Written by Paula Mock

For me, the team’s visit to the remaining buildings of the Mansfield Training School was sobering. All of the papers that we’d been seeing in the archival library were now brought to life in front of us, making it much easier to visualize and put the pieces together in a physical space. I certainly underestimated how emotionally involved I would get when exploring the site, and how much weight the space seems to carry–you feel a heaviness in each room, especially knowing the long history that has happened here. I think that being together in person, seeing buildings we’d mostly only ever seen on maps, encouraged our collective curiosity and drove us to investigate deeper than we might have if we went individually.
As Jess opens the door that leads to the un-renovated half of the former Longley School, we all crowd around, trying to peer into the vastly different space from the fairly-well-maintained transportation center. UConn occupies half of the building, using the space as a set of offices and labs in an area of campus that isn’t very frequently traveled. Walking down the hallway as a larger group earns us some odd looks from figures in lab coats, but no one approaches us with any questions or warnings, and we swing open the propped-open door. It’s dark, dusty, and honestly pretty intimidating; but, as there’s no signage warning us to stay out, Jess takes several steps forward into the space. I remember a distinct moment where the rest of us held back for a second, thinking, Are we really doing this?
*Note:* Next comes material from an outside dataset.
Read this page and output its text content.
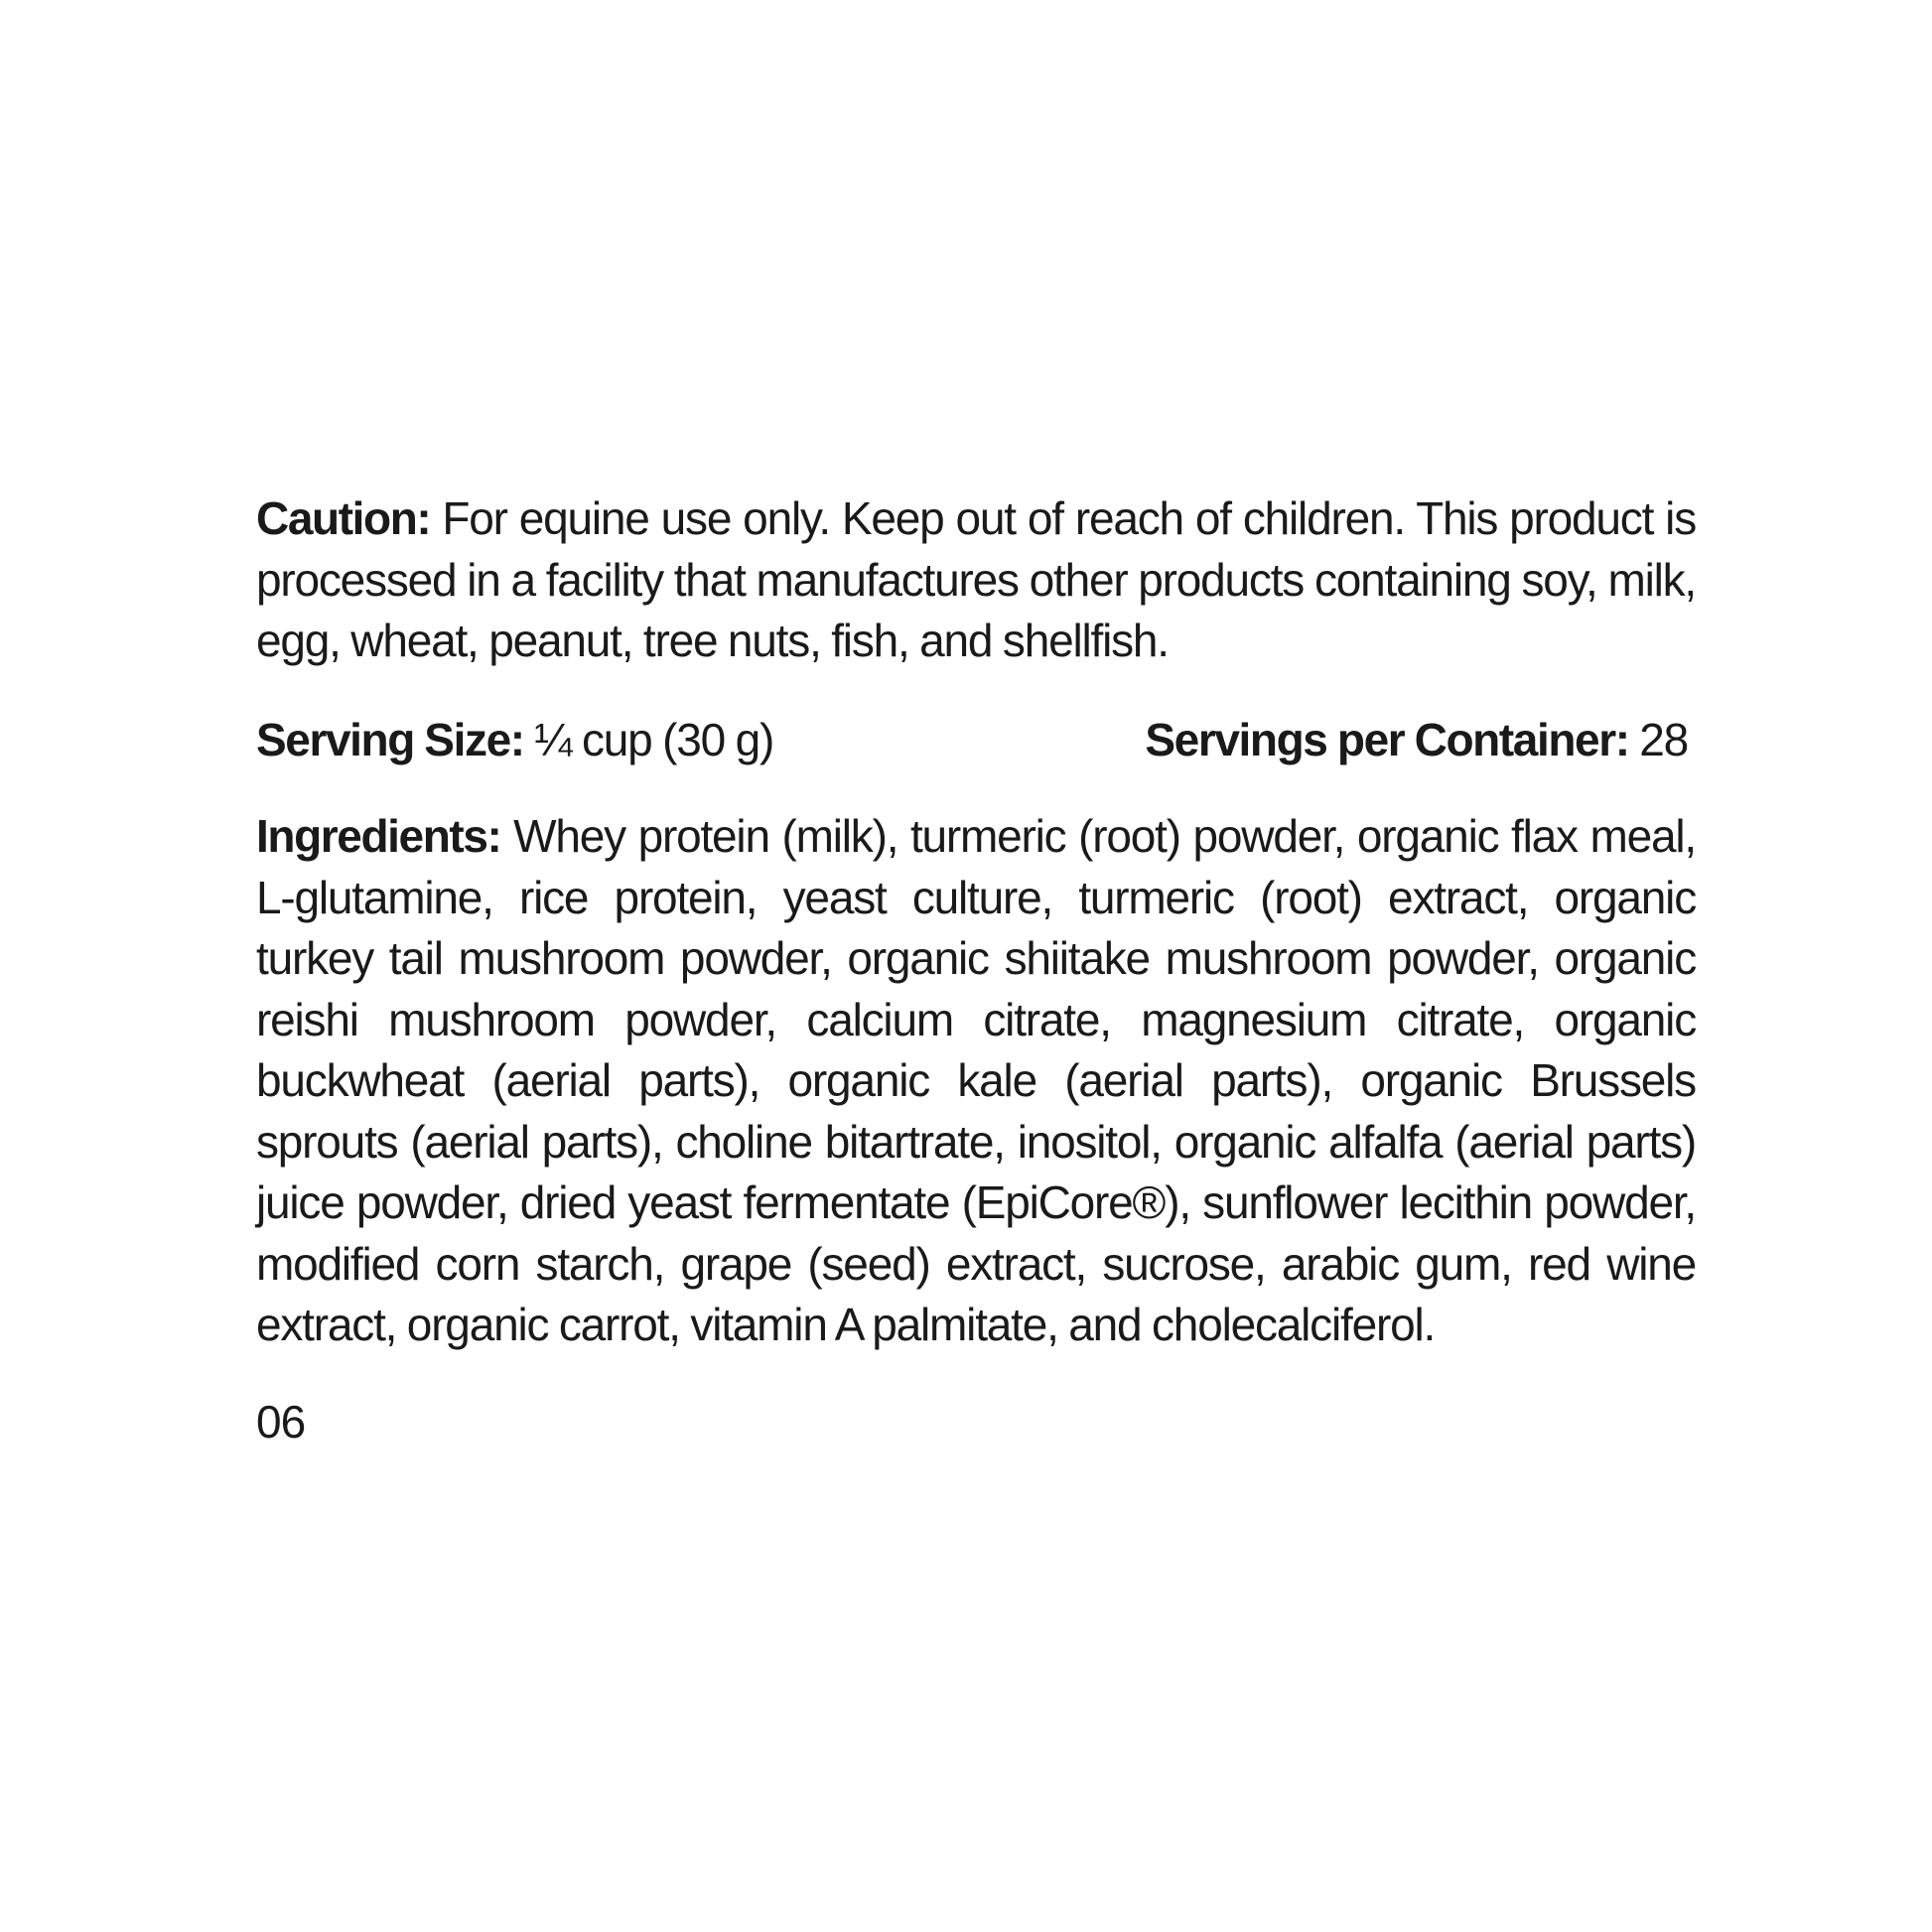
Caution: For equine use only. Keep out of reach of children. This product is processed in a facility that manufactures other products containing soy, milk, egg, wheat, peanut, tree nuts, fish, and shellfish.

Serving Size: ¼ cup (30 g)	Servings per Container: 28

Ingredients: Whey protein (milk), turmeric (root) powder, organic flax meal, L-glutamine, rice protein, yeast culture, turmeric (root) extract, organic turkey tail mushroom powder, organic shiitake mushroom powder, organic reishi mushroom powder, calcium citrate, magnesium citrate, organic buckwheat (aerial parts), organic kale (aerial parts), organic Brussels sprouts (aerial parts), choline bitartrate, inositol, organic alfalfa (aerial parts) juice powder, dried yeast fermentate (EpiCore®), sunflower lecithin powder, modified corn starch, grape (seed) extract, sucrose, arabic gum, red wine extract, organic carrot, vitamin A palmitate, and cholecalciferol.

06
As we walk in and begin looking around, I see something that lingers with me long after we leave the site for the day. Tucked behind a binder in a rusting filing cabinet, a paper folder that holds a left-behind set of photos proudly states, “Memories Matter!”
In the pictures, two young people are smiling at the camera, posing in front of a (somewhat dated) wall, with one person’s arm thrown over the other’s shoulder.
It feels a bit odd to encounter here, where everything is coated in a thin layer of dust and grit, and where every time you pick something up you inhale a number of particles of who-knows-what.
Who are these people, and why were their photos left behind in the abandoned half of the former Longley School? Did they have any connection to the Mansfield Training School? Were they UConn students? What is their relation to each other? Where were the photos taken? And–the big question that has been eating at me ever since we left the school–why were these photos put in an otherwise empty drawer directly behind a binder full of (clearly quickly and rashly abandoned) plans to renovate the Longley Building?
From these questions, more questions arise–which has become a very familiar occurrence while working on this project. Each new thing we discover begins to bleed over into the last, making clearly defined categories extremely difficult and organizing all that we stumble upon nearly impossible.
In my mind, the irony of the phrase “Memories Matter” printed on this forgotten packet of pictures wholly sums up the history of MTS and how it’s been represented & remembered thus far. As with many histories of disability, MTS’s story has been largely ignored and smoothed over in order to lessen the social repercussions or blowback that might have erupted if the public was more aware. Training schools and other institutions like them, as prevalent as they were in the 20th century for “first-rate” treatment of developmental disabilities, have been glossed over in our history books, if mentioned at all. We as a collective have a tendency to conveniently leave out the less “pretty” parts of our histories; if we erase our mistakes, they can’t possibly be repeated, right?